Which is what Paul is talking about in his first letter to the Corinthians, when he teaches about how the Holy Spirit works in the church. Ever since the 1970’s, when the charismatic movement got rolling, there has been a lot of talk in a lot of churches about the gifts of the Holy Spirit. I have to confess, I spent years feeling insecure and intimidated about the whole subject. In various churches at various times we had teachings on the gifts of the Spirit, we went to seminars and filled out surveys to discover “our gifts”, and while I’m sure that was very helpful to a lot of people, I always ended up feeling like a dud. I could never quite locate myself on that list of approved gifts, and I generally just excused myself by saying I was too busy exercising the gift of motherhood to take on any more spiritual gifts. I want to be very clear that if anyone here has gone through a program of seeking your spiritual gifts, and if it has been useful and encouraging to you, I am absolutely not knocking that. I know a lot of people who have been helped to find the right places for them to serve in the church, and that is wonderful. My point is that the gifts of the Spirit aren’t about finding your place in the list and plugging yourself in. The gifts of the Holy Spirit are for common, ordinary everyday people who give themselves in obedience to Jesus. They are the gifts of the Holy Spirit because Jesus takes us, plain old people doing plain old things, and within our simple tap-water life and work, our giving and helping and building and serving and teaching, he creates the most wonderful wine, not for our own private use, but to gladden the hearts of our brothers and sisters.

There’s never an exhaustive list of the gifts of the Spirit in the New Testament, because there’s no limit to the things Jesus might call us to do in our life in the church.
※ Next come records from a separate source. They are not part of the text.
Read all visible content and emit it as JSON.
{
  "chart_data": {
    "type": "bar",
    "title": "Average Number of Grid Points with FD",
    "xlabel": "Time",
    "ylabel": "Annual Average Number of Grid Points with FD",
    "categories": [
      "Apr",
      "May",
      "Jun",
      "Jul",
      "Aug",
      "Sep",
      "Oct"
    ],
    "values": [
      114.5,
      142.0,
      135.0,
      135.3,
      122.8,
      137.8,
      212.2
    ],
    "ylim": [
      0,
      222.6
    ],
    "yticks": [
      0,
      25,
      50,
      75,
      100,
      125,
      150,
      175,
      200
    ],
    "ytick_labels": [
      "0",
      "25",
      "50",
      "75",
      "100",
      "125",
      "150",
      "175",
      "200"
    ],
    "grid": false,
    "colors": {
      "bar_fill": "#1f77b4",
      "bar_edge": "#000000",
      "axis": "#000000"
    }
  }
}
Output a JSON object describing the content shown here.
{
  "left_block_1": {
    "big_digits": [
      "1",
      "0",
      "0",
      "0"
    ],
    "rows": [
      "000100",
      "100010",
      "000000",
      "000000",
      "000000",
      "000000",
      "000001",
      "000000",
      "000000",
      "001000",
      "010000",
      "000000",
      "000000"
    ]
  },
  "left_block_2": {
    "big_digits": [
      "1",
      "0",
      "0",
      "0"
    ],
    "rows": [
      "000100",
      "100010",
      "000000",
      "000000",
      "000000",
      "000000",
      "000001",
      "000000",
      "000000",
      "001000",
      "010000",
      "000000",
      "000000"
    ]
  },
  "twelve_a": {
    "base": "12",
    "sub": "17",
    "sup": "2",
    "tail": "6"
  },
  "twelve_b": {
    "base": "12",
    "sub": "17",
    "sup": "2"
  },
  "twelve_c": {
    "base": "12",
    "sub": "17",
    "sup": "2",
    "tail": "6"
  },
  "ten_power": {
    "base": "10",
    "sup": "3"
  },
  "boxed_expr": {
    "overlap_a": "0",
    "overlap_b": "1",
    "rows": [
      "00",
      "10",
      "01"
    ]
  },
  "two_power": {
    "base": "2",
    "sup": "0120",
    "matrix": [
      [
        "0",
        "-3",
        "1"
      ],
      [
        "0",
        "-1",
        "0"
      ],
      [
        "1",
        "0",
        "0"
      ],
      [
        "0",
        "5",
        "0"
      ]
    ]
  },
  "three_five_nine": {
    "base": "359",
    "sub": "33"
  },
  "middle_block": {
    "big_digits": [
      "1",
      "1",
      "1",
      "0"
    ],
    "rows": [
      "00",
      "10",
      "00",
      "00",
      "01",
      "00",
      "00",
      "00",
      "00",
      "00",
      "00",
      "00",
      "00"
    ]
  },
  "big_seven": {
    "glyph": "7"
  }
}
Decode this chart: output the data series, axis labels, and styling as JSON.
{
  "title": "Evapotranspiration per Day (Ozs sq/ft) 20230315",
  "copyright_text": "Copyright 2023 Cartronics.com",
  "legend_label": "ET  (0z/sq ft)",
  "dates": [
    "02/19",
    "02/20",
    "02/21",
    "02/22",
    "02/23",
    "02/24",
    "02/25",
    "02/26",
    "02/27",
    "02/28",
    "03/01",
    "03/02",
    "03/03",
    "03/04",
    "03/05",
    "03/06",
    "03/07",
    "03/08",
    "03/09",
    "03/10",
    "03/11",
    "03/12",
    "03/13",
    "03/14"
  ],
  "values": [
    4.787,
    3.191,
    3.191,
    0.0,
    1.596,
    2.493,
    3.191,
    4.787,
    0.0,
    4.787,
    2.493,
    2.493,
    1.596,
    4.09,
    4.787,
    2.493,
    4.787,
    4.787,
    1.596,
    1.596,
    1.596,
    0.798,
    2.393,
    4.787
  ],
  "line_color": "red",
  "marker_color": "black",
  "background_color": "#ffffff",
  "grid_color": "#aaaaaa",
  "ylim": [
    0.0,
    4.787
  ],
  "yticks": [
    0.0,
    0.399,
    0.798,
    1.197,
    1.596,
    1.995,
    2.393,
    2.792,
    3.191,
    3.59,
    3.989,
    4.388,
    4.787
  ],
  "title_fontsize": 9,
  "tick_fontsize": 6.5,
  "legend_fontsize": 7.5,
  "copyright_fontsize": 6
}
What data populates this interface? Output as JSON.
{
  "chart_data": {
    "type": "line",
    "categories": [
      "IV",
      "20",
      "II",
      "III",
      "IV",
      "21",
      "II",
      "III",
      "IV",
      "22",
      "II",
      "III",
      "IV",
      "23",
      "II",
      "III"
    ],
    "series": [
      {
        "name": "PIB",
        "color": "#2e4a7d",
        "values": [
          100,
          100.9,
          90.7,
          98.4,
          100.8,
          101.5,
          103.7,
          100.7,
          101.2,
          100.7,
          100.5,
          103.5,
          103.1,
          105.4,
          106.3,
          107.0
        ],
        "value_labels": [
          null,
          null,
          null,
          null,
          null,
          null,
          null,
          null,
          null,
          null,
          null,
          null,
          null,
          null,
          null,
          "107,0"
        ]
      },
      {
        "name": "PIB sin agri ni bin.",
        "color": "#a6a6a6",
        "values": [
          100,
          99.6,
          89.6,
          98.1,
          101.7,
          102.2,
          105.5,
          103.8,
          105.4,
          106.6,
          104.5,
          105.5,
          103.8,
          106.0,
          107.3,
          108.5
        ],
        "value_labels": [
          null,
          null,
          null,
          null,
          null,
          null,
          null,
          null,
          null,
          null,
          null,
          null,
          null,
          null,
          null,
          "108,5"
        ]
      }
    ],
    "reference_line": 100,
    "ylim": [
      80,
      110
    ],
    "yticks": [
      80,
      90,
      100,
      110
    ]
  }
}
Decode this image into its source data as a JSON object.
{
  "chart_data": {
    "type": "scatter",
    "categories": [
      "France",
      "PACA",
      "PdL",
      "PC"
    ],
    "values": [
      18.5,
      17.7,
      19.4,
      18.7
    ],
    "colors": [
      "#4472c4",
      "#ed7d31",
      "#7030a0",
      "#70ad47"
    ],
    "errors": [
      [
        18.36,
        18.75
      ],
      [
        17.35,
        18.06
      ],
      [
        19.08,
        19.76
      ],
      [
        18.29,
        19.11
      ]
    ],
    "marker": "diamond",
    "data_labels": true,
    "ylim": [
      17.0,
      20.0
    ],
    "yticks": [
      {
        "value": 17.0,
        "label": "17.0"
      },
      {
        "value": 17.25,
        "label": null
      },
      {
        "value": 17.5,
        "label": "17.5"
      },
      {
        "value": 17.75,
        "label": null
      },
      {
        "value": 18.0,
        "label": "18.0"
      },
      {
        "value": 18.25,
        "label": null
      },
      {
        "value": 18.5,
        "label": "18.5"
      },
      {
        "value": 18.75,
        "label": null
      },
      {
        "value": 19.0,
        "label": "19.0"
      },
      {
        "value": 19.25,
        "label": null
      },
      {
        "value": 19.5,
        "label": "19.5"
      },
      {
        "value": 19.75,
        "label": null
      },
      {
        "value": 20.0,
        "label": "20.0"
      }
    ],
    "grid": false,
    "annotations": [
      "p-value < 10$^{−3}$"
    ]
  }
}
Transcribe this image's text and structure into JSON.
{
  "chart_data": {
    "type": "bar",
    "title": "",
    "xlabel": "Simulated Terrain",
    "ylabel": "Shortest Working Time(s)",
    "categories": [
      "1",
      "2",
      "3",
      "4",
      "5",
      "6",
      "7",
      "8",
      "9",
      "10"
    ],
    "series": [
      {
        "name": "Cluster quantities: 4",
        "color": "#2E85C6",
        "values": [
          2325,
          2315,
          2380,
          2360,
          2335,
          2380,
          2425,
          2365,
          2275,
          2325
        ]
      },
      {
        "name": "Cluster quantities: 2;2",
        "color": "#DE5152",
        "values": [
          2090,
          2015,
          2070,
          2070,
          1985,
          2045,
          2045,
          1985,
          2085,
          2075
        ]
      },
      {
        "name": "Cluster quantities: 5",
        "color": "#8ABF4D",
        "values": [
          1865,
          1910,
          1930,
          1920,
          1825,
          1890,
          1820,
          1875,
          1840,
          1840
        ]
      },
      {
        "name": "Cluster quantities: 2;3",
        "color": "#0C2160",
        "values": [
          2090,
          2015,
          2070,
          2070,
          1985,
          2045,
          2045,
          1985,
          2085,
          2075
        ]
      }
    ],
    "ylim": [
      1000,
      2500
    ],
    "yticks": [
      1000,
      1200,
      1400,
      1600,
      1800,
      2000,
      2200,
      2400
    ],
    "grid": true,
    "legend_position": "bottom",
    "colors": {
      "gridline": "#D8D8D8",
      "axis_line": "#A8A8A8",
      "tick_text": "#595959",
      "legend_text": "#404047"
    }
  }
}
God might call his children to pray for healing or scrub floors, to teach Sunday school or plant daffodil bulbs in the church yard, to preach or cook or visit someone in the hospital. And it’s not a class system: the lesser Christian mows lawns and the really spiritual Christian speaks in tongues, because the truth is that in all that we do, whatever we do, we are all just servants. The measure of our gifts is not how spiritual we are, or how spiritual the activity is; the measure of our gifts is what Jesus can make in us when we offer ourselves to him in obedience. And the purpose of every gift is the same – to gladden the hearts of our brothers and sisters, to build up the church. My gift – the wine that Jesus creates in me – is for you, and your gift – the wine that Jesus creates in you – is for me. And it works like that because our wonderful Jesus is the kind of God that he is: the kind of God who turns water into wine so that his friends can rejoice at the wedding.

Just like the stone jars were filled with really good wine at the wedding in Cana, Jesus fills us up to the brim with himself. We are called to do those things that he tells us to do – and I think we know what he wants us to do if we listen for it. We might be called to speak a kind word, or to write a sermon, or to make a pot of soup, or to repair a flat tire; we do what he tells us to do, day by day, offering our hands and our mouths and our feet and our time in simple obedience, and Jesus pours his Spirit into it, and that is what makes it – and us – a blessing for the people around us. In his second letter to the Corinthians, Paul wrote about what a wonderful thing it is that God works in and through us, who are merely his servants: “The God who said, “Let light shine out of darkness” has shone in our hearts to give the light of the knowledge of the glory of God in the face of Jesus Christ. But we have this treasure in jars of clay, to show that the surpassing power belongs to God and not to us.” And that is an immensely helpful thing to remember, because you don’t have to waste your time and energy trying to become something you are not.  But what you can do is this: you can offer to Jesus what you are, all that you are and all that you do, and let him pour the treasure of his glory into this jar of clay that is just you. And he will, because that is the kind of God he is. And then watch and see what blessing he will create in you to gladden the hearts of your brothers and sisters and to build up our church.